Lou Morelli: It is. Hockey players always have each other’s back, and we have that same mentality off the ice. There is a lot of synergy between the sport of hockey and what we do in our ministry. We want to promote fellowship, healthy competition and integrity, on and off the ice. To help facilitate this, at the end of every game, both teams skate through the handshake line and then huddle at center ice for a brief prayer.
USA Hockey: How did the league start?
Lou Morelli: In the early 2000s, one of the local churches ran a large sports outreach program and this started as an offshoot of that program. For many years, Mike Brandt was instrumental in leading and nurturing this organization. We joined together with Kellen Hill and Brian Dickey and eventually formalized the league by establishing bylaws, a board of directors and obtaining our 501(c)(3) status as a nonprofit organization. We initially started with one homogenous division of varying skill levels. We now have five managed skill divisions with over 600 adults.
USA Hockey: Are you seeing hockey excitement in the area grow as well?
Lou Morelli: I moved here in 1978 and there wasn’t much hockey to speak of. I remember going to the Dallas Black Hawks (former minor league team) games, but there were not many options for recreational ice hockey. When the Dallas Stars showed up in 1993, it ignited a wildfire. We now have over 20 sheets of ice in the Metroplex.

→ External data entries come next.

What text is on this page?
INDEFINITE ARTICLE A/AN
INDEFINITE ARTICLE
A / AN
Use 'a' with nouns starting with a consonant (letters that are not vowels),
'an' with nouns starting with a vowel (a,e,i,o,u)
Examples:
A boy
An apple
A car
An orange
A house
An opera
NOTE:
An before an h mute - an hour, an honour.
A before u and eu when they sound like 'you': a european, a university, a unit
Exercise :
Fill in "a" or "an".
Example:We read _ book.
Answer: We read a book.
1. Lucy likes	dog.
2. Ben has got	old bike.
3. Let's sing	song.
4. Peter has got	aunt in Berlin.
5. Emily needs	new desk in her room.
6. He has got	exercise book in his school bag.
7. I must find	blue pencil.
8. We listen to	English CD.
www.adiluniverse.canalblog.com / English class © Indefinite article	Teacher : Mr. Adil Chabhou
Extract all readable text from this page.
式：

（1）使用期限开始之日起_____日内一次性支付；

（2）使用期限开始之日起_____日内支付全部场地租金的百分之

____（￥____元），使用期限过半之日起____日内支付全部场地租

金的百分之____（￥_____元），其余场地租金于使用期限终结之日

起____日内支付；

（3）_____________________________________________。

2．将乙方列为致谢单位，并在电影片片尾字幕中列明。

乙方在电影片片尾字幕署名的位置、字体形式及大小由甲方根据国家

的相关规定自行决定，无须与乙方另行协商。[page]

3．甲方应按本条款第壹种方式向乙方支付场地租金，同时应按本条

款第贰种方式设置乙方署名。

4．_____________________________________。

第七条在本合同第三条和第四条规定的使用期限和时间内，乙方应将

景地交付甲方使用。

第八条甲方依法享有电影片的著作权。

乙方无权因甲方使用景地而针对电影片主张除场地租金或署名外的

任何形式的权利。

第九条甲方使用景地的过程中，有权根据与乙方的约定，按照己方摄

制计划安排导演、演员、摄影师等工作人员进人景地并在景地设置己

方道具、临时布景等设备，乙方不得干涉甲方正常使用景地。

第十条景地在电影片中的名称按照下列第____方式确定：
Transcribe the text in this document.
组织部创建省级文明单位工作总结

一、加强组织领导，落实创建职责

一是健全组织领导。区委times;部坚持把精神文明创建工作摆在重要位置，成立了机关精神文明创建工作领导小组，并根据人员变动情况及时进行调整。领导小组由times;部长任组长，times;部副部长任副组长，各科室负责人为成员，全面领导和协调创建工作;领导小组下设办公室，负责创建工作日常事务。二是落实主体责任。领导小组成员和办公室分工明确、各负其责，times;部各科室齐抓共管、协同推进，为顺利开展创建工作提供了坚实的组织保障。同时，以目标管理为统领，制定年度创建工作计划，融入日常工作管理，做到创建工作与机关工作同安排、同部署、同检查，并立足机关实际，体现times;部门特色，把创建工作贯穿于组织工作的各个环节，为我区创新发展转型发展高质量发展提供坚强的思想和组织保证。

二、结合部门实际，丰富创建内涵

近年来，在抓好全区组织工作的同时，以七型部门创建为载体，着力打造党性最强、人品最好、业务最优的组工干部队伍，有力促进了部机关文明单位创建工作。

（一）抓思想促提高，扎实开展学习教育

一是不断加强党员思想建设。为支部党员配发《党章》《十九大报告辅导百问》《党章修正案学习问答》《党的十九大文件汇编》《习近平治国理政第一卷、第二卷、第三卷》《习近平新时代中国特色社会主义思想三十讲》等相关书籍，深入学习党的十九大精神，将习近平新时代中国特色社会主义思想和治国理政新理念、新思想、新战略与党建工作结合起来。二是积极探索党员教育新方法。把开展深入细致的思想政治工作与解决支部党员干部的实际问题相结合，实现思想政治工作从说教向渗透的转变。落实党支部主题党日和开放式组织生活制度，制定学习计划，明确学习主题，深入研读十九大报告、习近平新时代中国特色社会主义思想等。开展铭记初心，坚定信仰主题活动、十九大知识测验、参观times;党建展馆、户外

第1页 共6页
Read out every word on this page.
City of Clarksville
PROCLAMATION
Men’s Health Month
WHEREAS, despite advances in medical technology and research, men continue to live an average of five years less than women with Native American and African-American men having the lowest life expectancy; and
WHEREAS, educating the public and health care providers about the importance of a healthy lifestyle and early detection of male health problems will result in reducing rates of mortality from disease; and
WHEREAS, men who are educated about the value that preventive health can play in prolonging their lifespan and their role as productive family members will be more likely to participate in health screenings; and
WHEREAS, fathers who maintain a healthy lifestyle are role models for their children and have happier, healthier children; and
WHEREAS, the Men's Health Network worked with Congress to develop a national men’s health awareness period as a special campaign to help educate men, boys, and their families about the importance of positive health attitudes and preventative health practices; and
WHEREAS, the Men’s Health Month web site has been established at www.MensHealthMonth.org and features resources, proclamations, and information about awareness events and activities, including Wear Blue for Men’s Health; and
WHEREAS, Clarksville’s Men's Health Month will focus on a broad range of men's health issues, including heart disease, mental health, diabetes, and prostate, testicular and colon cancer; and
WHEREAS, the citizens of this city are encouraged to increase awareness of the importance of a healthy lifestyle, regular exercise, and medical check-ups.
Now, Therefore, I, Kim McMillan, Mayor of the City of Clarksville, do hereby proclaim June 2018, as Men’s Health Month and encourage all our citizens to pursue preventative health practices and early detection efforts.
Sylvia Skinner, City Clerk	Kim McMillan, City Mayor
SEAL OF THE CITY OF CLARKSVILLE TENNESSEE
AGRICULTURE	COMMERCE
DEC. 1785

With regard to our league, we never envisioned that it would grow from four to 36 teams. We now have a director of hockey operations, James Mueller, and a director of administration, Sue Linke, both of whom have been the infrastructure to support this growth. Beyond them, the league is primarily a volunteer-driven organization with 70-plus volunteers.
USA Hockey: Why did your league decide to come on board with USA Hockey?
Lou Morelli: The board of directors discussed and reviewed it for a while. We knew that USA Hockey was a great organization. We have always played by USA Hockey rules and use USA Hockey refs. Although it was slightly more expensive to migrate to USA Hockey, we concluded there was great value being associated with USA Hockey. Our players now enjoy the flexibility of being able to play in any USA Hockey-associated league or tournament. From a risk management standpoint, we felt it was in our players’ and organization’s best interest to be under the USA Hockey umbrella. Kudos to the USA Hockey staff. They made the transition seamless.
USA Hockey: What’s next for the league?
Lou Morelli: We are looking toward the future and to passing the baton to the next group of leaders. There is talk about expanding beyond the Metroplex and going into other regions. We have had many inquiries about forming a youth program. MCHA/IH is in a good place and has a solid foundation of strong leaders that are very passionate about what we do. We want to continue to execute well with what we have. MCHA/IH has always been committed to creating a great on- and off-ice hockey experience. When we look at the success of our league, it’s not measured in wins and losses or even the number of teams. It is measured by the impact that we are having on people’s lives.